In a deep copy the new object will get new copies of its data members, not just new pointers to the same data members. Most of the time when you want this behavior, you want it recursively so that the members' members are deep copied as well. A major problem with clone methods is the difficult code that's required for all the deep copying a class might require. To solve this problem we wrote a class called Cloner that removed the need to write clone methods at all. Cloner is small enough so it can be included here in its entirety:

public class Cloner(){ public Cloner() { } public static Object clone(Object o) throws Exception { ByteArrayOutputStream b = new ByteArrayOutputStream(); ObjectOutputStream out = new ObjectOutputStream(b); out.writeObject(o); out.close(); ByteArrayInputStream bi=new

ByteArrayInputStream(b.toByteArray()); ObjectInputStream in = new ObjectInputStream(bi); Object no = in.readObject(); return no; } }

To use this class is easy:

Foo foo = new Foo();
Foo bar = (Foo)Cloner.clone(foo);

Now "bar" is a completely new deep copy of Foo!

As Bruce Eckel points out in his excellent book Thinking in Java, it's an order of magnitude slower to clone this way.

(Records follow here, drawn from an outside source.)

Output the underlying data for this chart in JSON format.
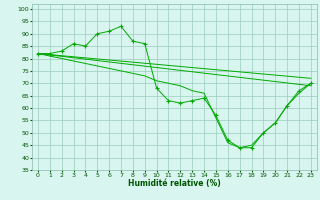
{
  "xlabel": "Humidité relative (%)",
  "line_color": "#00aa00",
  "bg_color": "#d8f5f0",
  "grid_color": "#99ccbb",
  "xlim": [
    -0.5,
    23.5
  ],
  "ylim": [
    35,
    102
  ],
  "xticks": [
    0,
    1,
    2,
    3,
    4,
    5,
    6,
    7,
    8,
    9,
    10,
    11,
    12,
    13,
    14,
    15,
    16,
    17,
    18,
    19,
    20,
    21,
    22,
    23
  ],
  "yticks": [
    35,
    40,
    45,
    50,
    55,
    60,
    65,
    70,
    75,
    80,
    85,
    90,
    95,
    100
  ],
  "series_marked": {
    "x": [
      0,
      1,
      2,
      3,
      4,
      5,
      6,
      7,
      8,
      9,
      10,
      11,
      12,
      13,
      14,
      15,
      16,
      17,
      18,
      19,
      20,
      21,
      22,
      23
    ],
    "y": [
      82,
      82,
      83,
      86,
      85,
      90,
      91,
      93,
      87,
      86,
      68,
      63,
      62,
      63,
      64,
      57,
      47,
      44,
      44,
      50,
      54,
      61,
      67,
      70
    ]
  },
  "series_lines": [
    {
      "x": [
        0,
        23
      ],
      "y": [
        82,
        72
      ]
    },
    {
      "x": [
        0,
        23
      ],
      "y": [
        82,
        69
      ]
    },
    {
      "x": [
        0,
        1,
        2,
        3,
        4,
        5,
        6,
        7,
        8,
        9,
        10,
        11,
        12,
        13,
        14,
        15,
        16,
        17,
        18,
        19,
        20,
        21,
        22,
        23
      ],
      "y": [
        82,
        81,
        80,
        79,
        78,
        77,
        76,
        75,
        74,
        73,
        71,
        70,
        69,
        67,
        66,
        56,
        46,
        44,
        45,
        50,
        54,
        61,
        66,
        70
      ]
    }
  ]
}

However, in situations where you need to do a deep copy and are more worried about development time than running time, this is a good alternative. And since objects aren't cloneable by default, you need access to their source to make them so. You can subclass an object just to make it serializable, but this only works if you're the one constructing it. If you need to deep copy a Web of objects, some of which are created inside libraries that you don't have the source for, serialization may be your only alternative.

Tip 3: Transient
Make liberal use of the transient keyword to trim down the size of your serialized objects. Mark any class elements that don't need to be passed between programs as transient. Some of these elements, such as file handles, are useless when passed to another program. Other elements are needed, but can be re-created from other data members. This can be done by writing your own readObject() method.

For example, perhaps you store some objects in a linked list, but also keep them in a hashtable for quick lookup by value. Since the hashtable can easily be re-created from the list, you can mark it as transient. If the table is large, re-creating it can be much faster than serializing, transmitting, and deserializing it.

The use of transient can also be important for security considerations. If a class contains data members that hold information that shouldn't be made public, such as a clear text version of a password or employees' salaries, a malicious program might be able to read them from the serialized byte stream. Declaring those members transient will prevent them from ever being written to serialized output. (Java also allows for the encryption of byte streams if further security measures are needed.)

Summary
Serialization is an important and useful addition to the Java language. However, before you make use of it, it's important to understand the pitfalls of the technique and know how to turn its strengths to your advantage. Sun has made it the foundation of Java's communications infrastructure. You can make it the foundation of yours as well.